Early spring means strawberries, and the season for them is short here. Strawberries have always been my favorite fruit, but this year, they had a contender. Blackberries start showing up at farmers’ markets at the tail end of strawberry season, and they only make a few appearances before they’re gone for another year. I started looking for them about a week too early wanting to make sure I didn’t miss them. Then, at last, on a Saturday morning a couple of weeks ago, there they were in baskets all lined up and waiting, looking juicy, perfectly ripe, and ready for dessert. No disrespect to the strawberries, but I was just more eager for blackberries this year. I’d been reading the review copy I received of Farmers' Market Desserts by Jennie Schacht, and the Basket of Berries chapter had given me several good ideas. Just about any berries can be used in these desserts even though several are shown with strawberries. The strawberries and cream roll cake looked good as did the mixed berry pavlovettes with lemon-lime cream. But, when I read the recipe for the strawberry buckwheat tea cake and learned that it was made with browned butter, my decision was made. I used those prized blackberries instead of strawberries of course.

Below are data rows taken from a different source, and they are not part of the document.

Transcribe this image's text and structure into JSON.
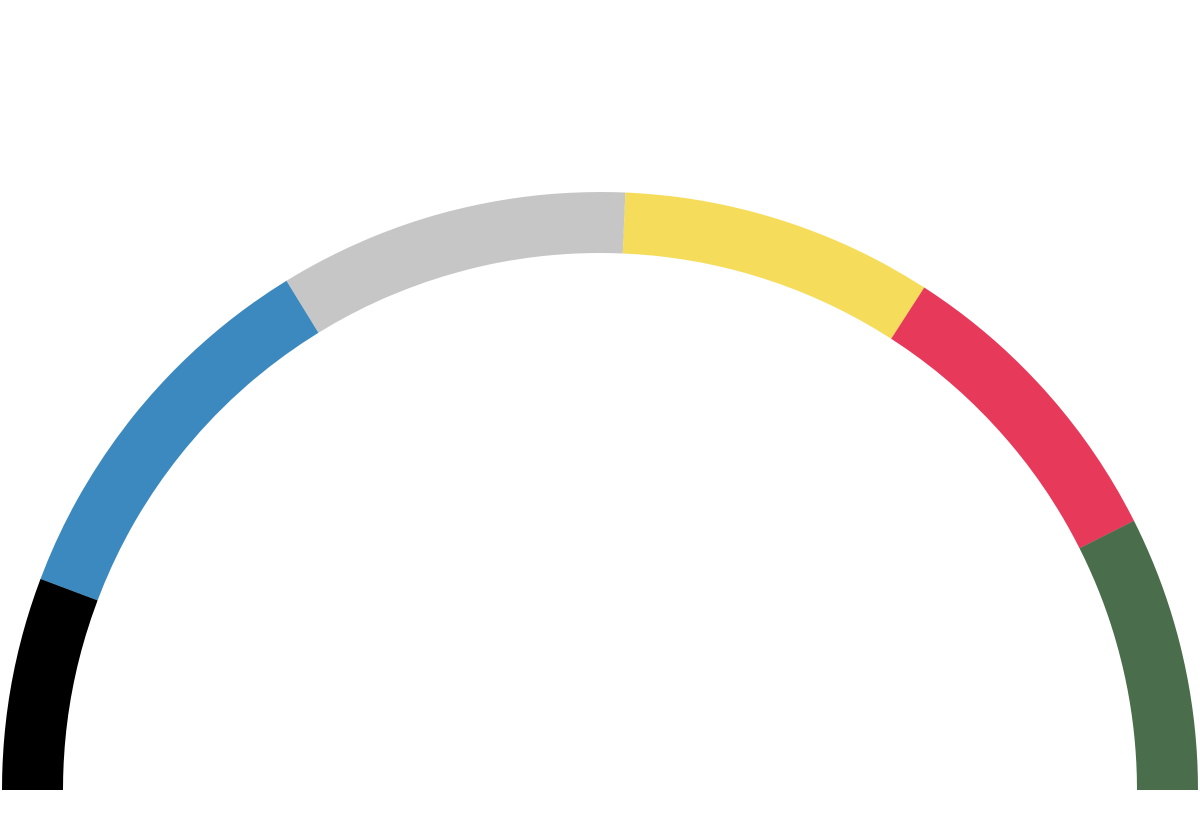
{
  "chart_data": {
    "type": "pie",
    "variant": "semicircle-donut",
    "title": "",
    "legend": "none",
    "series": [
      {
        "label": "",
        "value": 17,
        "color": "#000000"
      },
      {
        "label": "",
        "value": 31,
        "color": "#3b89bf"
      },
      {
        "label": "",
        "value": 28,
        "color": "#c6c6c6"
      },
      {
        "label": "",
        "value": 25,
        "color": "#f6dc5b"
      },
      {
        "label": "",
        "value": 25,
        "color": "#e73a5b"
      },
      {
        "label": "",
        "value": 22,
        "color": "#4a6d4b"
      }
    ]
  }
}
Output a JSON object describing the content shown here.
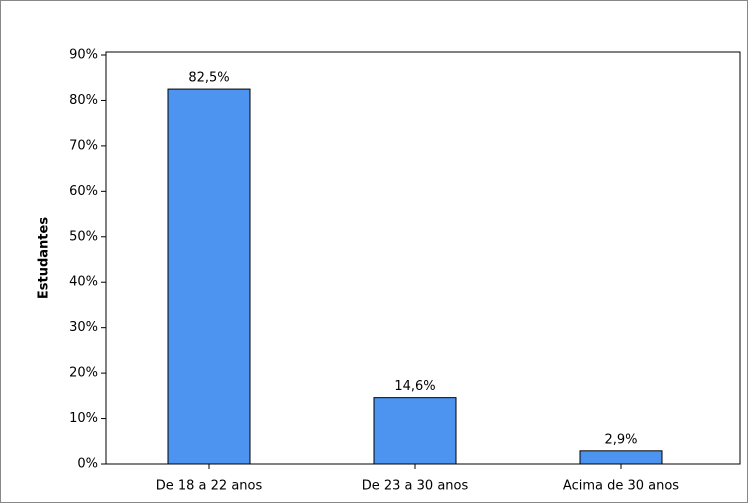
{
  "chart_data": {
    "type": "bar",
    "ylabel": "Estudantes",
    "categories": [
      "De 18 a 22 anos",
      "De 23 a 30 anos",
      "Acima de 30 anos"
    ],
    "values": [
      82.5,
      14.6,
      2.9
    ],
    "value_labels": [
      "82,5%",
      "14,6%",
      "2,9%"
    ],
    "color": "#4d94f0",
    "ylim": [
      0,
      90
    ],
    "yticks": [
      {
        "value": 0,
        "label": "0%"
      },
      {
        "value": 10,
        "label": "10%"
      },
      {
        "value": 20,
        "label": "20%"
      },
      {
        "value": 30,
        "label": "30%"
      },
      {
        "value": 40,
        "label": "40%"
      },
      {
        "value": 50,
        "label": "50%"
      },
      {
        "value": 60,
        "label": "60%"
      },
      {
        "value": 70,
        "label": "70%"
      },
      {
        "value": 80,
        "label": "80%"
      },
      {
        "value": 90,
        "label": "90%"
      }
    ],
    "grid": false
  }
}
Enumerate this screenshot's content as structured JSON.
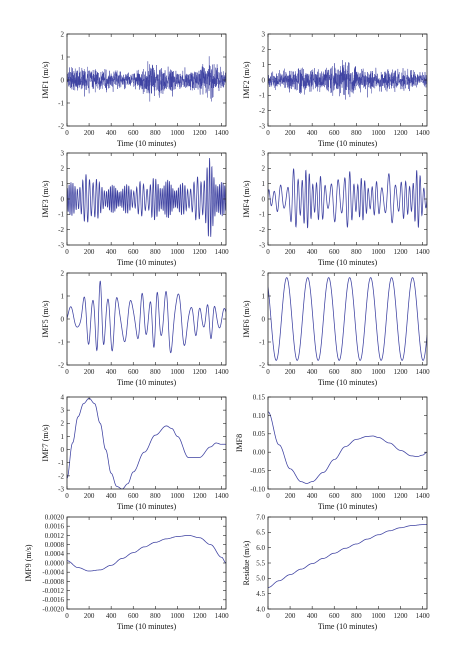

The inspiration for this tea cake was strawberry and buckwheat pancakes. By adding browned butter to the cake batter, it becomes reminiscent of a buttery stack of pancakes. There’s also thick yogurt in the cake giving it great texture.

The first step of this recipe is aromatherapy in the form of browning butter. One stick was melted and then swirled in the pan as it became nutty-smelling and more delicious by the minute. That was left to cool while AP flour, buckwheat flour, sugar, baking powder, baking soda, and salt were combined. Then, Greek yogurt, eggs, and vanilla were added to the butter, and that mixture was stirred into the dry ingredients. Last, the precious blackberries were folded into the batter, and the batter was spread in a square baking pan. Now, some of the berries were to be set aside and tossed with sugar so the juices would start running, and then the berries and resulting juice could be used to top the whipped cream served on the pieces of cake. I have a thing about not wanting much sugar with my berries because I like them just the way they are with a little tartness peeking through here and there. So, I left the remaining berries plain and there were no running juices to drip over the whipped cream. I did, however, follow the suggestion at the beginning of the book to add creme fraiche to the whipped cream.

The book offers ideas for fresh fruit from every season as well as dried fruits and nuts. There’s a first-prize peach pie that promises to deliver a perfect proportion of crust to filling. There’s also a sweet cornmeal cake made with fresh corn kernels and berries that I have to try while I can get local corn, and I’ve already made one of the ice cream desserts that I’ll post soon. This book may make you eager for certain growing seasons to arrive, but when they finally do, you’ll have some great desserts to make.